Zenão criticava os pitagóricos nas suas convicções acerca do Múltiplo. A teoria pluralista não servia para demonstrar o movimento
Eram quatro as aporias de Zenão. Já agora que estamos a falar nele…
Dicotomia. Aristóteles expõe o problema. A impossibilidade do movimento. Um móvel transportado deverá primeiro atingir a metade do espaço antes de atingir o seu fim. Nem é bom pensar ou especular sobre o movimento, porque o movimentado terá de atingir o meio de um dado percurso, a seguir o meio do percurso que falta, e ainda o meio do percurso que ainda falta, e assim até ao infinito.

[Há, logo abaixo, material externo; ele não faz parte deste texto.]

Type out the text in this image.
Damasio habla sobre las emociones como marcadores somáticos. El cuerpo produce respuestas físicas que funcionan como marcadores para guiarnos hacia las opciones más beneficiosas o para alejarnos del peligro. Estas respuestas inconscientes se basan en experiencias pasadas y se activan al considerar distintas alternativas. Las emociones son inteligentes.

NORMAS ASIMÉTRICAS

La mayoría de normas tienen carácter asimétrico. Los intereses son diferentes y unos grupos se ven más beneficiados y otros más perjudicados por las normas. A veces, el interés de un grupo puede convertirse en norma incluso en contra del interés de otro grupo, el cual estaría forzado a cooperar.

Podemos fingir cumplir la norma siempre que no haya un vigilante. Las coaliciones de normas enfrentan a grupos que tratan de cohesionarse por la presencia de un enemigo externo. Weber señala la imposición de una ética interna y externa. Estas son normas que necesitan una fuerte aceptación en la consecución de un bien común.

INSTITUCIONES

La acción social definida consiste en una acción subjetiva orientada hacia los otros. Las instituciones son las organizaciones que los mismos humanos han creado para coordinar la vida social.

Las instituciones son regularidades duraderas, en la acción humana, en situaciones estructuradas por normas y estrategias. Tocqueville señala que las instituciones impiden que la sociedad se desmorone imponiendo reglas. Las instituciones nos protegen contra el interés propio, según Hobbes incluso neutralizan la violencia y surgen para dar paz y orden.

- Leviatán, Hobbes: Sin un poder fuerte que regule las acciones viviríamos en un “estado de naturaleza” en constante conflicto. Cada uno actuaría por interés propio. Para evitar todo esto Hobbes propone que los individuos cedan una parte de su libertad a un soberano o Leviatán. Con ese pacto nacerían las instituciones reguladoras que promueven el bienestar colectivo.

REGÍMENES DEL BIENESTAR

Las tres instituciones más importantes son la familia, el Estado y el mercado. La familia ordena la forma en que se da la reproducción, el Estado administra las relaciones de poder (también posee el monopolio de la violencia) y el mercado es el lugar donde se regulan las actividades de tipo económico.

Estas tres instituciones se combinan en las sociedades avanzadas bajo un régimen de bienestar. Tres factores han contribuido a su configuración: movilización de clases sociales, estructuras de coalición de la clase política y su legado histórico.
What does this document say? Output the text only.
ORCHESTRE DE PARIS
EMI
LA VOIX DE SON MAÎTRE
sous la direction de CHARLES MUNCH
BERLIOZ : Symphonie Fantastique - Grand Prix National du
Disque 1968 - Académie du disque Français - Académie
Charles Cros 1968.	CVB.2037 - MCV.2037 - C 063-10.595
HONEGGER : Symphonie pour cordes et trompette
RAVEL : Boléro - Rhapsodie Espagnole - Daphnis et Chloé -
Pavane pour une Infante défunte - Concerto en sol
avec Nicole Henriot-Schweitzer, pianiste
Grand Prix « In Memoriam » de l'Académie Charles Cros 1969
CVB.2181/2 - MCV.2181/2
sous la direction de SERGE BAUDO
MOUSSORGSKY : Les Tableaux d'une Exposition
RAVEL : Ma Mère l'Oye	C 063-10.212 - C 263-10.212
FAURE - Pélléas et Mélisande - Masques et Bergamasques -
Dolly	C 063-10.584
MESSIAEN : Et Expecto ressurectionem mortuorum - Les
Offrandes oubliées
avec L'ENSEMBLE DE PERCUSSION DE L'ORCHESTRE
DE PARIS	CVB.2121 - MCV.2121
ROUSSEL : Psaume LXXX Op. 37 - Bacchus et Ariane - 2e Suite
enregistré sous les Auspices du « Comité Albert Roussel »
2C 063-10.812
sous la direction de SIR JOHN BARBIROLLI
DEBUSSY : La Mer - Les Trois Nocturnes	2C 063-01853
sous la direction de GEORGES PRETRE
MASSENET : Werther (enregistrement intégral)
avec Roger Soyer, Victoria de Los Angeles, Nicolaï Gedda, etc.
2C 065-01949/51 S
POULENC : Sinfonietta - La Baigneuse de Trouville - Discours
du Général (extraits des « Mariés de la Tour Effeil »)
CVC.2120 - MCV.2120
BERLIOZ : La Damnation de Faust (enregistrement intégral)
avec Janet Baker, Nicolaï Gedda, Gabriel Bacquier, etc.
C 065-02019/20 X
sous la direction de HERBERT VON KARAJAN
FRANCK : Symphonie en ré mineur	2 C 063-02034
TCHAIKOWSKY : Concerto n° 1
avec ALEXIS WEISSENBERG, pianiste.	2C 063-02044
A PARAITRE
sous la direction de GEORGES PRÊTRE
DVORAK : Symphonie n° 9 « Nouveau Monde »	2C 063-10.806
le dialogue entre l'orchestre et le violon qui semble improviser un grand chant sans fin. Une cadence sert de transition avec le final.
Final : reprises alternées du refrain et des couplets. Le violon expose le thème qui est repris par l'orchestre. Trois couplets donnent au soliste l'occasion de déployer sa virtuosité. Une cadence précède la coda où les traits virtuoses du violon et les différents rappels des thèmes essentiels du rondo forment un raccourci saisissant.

Aproximar-se-á do fim, mas nunca o poderá atingir.
        É muito para mim…
Aquiles. Aquiles (o veloz) e a tartaruga (a vagarosa). O mais lento a correr nunca será alcançado pelo mais rápido – ora aqui está um argumento que bem podia ser usado pelo Comité Olímpico Português para transformar os nossos corredores em vencedores pré-socráticos…


Bem, o perseguidor deve começar por atingir o ponto de onde o fugitivo partiu, e daqui o avanço do mais lento. Organizando uma corrida entre o fulminante Aquiles e a pachorrenta tartaruga e concedendo a Aquiles uma breve desvantagem, quando ele chegou ao ponto onde estava a tartaruga ao partir, o ponto T, já a tartaruga lá não está, já estará em T 1; e quando Aquiles chegar a T1 já a tartaruga irá em T2. E Aquiles não só nunca poderá ultrapassar a tartaruga como nem sequer a alcançará. Só se aproximará dela. Até ao infinito.
(A chatice é que isto é tudo a pensar no infinito…)
E veio séculos muitos depois Henri Bergson criticar o bom do Zenão e descobrir-lhe a careca do erro. O erro foi acreditar que uma corrida de A a B seja composta por uma soma de corridas sucessivas. Zenão estaria certo se, quando Aquiles está no ponto em que estava a tartaruga na partida anterior, fizessem parar os corredores, dando seguidamente a partida para uma outra corrida. E não me perguntem mais nada a respeito desta aporia…
                                                                                   

E vem agora a seta. Quando atirada, a seta está em estado de paragem, em repouso. Uma coisa só pode estar em repouso quando ocupa um espaço igual ao seu volume. E se depois de atirada a sete continua a ocupar um espaço igual ao seu volume é porque está em repouso, nunca chegará a nenhum alvo.
(Não, esta não.)

                                                                                


Ah, cruel Zenão de Elea, tu me varaste com essa seta alada que vibra, que voa e que não voa, é o silvo que me cria e é a seta que me mata – escreveu Paul Valéry num poema de Le Cimetière Marin.
O estádio. Duas multidões iguais, em velocidades iguais, devem percorrer espaços iguais em tempos iguais, movendo-se ao encontro uma da outra a partir das extremidades do estádio. E se duas multidões se movem assim, cada uma gasta para correr o comprimento da outra metade do tempo que gastara se uma delas estivesse parada, porque, para Zenão, a metade do tempo é igual ao seu dobro.


E não, não me perguntem mais nada, porque isto, devo confessar, é mesmo muito para a minha inteligência, ou como diz a sabedoria do povo: é muita areia para a minha camioneta.
O espaço e o tempo são norma de pluralidade das coisas e de mudança, e se eles se apresentam contraditórios revelam apenas que a mudança e a multiplicidade são contraditórias. Quer dizer: irreais.